タイトルの数字は、子供が保育園へ通える体温のボーダーラインだそうです。
熱が出ていたりするために保育園へは行けない、しかし、保護者は仕事があるために一緒にいられない。そんな時に、病気の子供を世話をする病児保育士を行う主人公たちと、その対象となった子供たちの姿を描きます。
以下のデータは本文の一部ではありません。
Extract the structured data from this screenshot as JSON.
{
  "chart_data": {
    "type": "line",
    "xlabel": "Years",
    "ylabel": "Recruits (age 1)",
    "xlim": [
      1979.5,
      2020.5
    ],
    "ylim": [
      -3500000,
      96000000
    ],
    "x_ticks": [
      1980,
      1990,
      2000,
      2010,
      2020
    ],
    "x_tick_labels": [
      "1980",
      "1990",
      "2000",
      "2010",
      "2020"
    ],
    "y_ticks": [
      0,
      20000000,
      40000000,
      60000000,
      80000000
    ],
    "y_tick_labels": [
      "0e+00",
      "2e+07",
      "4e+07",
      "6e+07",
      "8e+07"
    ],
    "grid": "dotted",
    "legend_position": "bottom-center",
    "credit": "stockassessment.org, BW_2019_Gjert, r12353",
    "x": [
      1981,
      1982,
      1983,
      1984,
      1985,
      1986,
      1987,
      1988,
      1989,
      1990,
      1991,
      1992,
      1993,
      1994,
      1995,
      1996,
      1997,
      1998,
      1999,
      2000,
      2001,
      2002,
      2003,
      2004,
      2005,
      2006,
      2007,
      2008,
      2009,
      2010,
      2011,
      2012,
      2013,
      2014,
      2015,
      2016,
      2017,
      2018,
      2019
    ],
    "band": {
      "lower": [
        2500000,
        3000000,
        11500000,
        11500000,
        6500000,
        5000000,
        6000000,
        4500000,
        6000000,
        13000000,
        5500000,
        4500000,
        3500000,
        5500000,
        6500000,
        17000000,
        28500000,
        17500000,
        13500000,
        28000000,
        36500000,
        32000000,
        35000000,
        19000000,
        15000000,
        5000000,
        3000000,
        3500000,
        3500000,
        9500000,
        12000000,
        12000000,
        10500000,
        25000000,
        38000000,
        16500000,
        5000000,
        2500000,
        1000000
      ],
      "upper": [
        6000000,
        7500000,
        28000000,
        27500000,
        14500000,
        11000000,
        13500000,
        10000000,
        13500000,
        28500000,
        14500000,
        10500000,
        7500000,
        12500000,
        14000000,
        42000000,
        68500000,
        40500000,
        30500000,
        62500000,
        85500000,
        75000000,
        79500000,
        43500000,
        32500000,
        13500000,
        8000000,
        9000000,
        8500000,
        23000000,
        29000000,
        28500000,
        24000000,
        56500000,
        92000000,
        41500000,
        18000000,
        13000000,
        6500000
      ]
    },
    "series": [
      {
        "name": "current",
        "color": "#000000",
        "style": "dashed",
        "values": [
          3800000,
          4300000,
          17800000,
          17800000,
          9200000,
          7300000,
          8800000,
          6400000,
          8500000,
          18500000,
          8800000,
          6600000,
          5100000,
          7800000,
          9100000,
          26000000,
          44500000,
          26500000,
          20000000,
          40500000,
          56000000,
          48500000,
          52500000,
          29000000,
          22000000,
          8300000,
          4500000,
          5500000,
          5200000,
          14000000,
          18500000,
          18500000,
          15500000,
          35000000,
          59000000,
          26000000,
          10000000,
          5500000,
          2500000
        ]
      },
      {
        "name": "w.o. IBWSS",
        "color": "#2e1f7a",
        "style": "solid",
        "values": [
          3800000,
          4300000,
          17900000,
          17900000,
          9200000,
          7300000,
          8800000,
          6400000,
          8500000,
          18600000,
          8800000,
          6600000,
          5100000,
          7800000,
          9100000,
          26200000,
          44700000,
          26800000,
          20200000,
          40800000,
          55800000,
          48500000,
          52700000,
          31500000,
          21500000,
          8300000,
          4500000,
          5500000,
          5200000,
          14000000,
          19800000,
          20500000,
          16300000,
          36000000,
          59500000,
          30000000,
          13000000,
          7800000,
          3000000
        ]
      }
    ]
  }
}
心を開いてくれない子供や、病院に行くべきか微妙なラインで具合の悪い子供だけでなく、気難しい親やクレーマー体質な親もいるという、実際の現場でも起こり得るであろう困難が主人公を待ち受けます。

主人公は女性で、名前を杉崎桃子と言います。
彼女自身が幼少期から児童虐待の被害に遭い続けていて、そのために苦しい境遇にある子供の気持ちを理解することができます。
悲惨な経験をしながらも素直で真面目、子供に愛情深い性格を持っている彼女だからこそのことで、決して器用とは言えないまでも真摯に病児保育に励む姿は、尊敬を覚えずにいられません。

作中でもその姿は利用者親子に伝わっているようで、病児保育の時には桃子を指名するという人もどんどん増えていく様は、彼女の成長を的確に表していると思います。

現実的には子供が好きなだけでは務まらない難しい職業であるとは思いますし、このような作品を見ているとそういった綺麗事だけではない面を知ることができ、勉強になりました。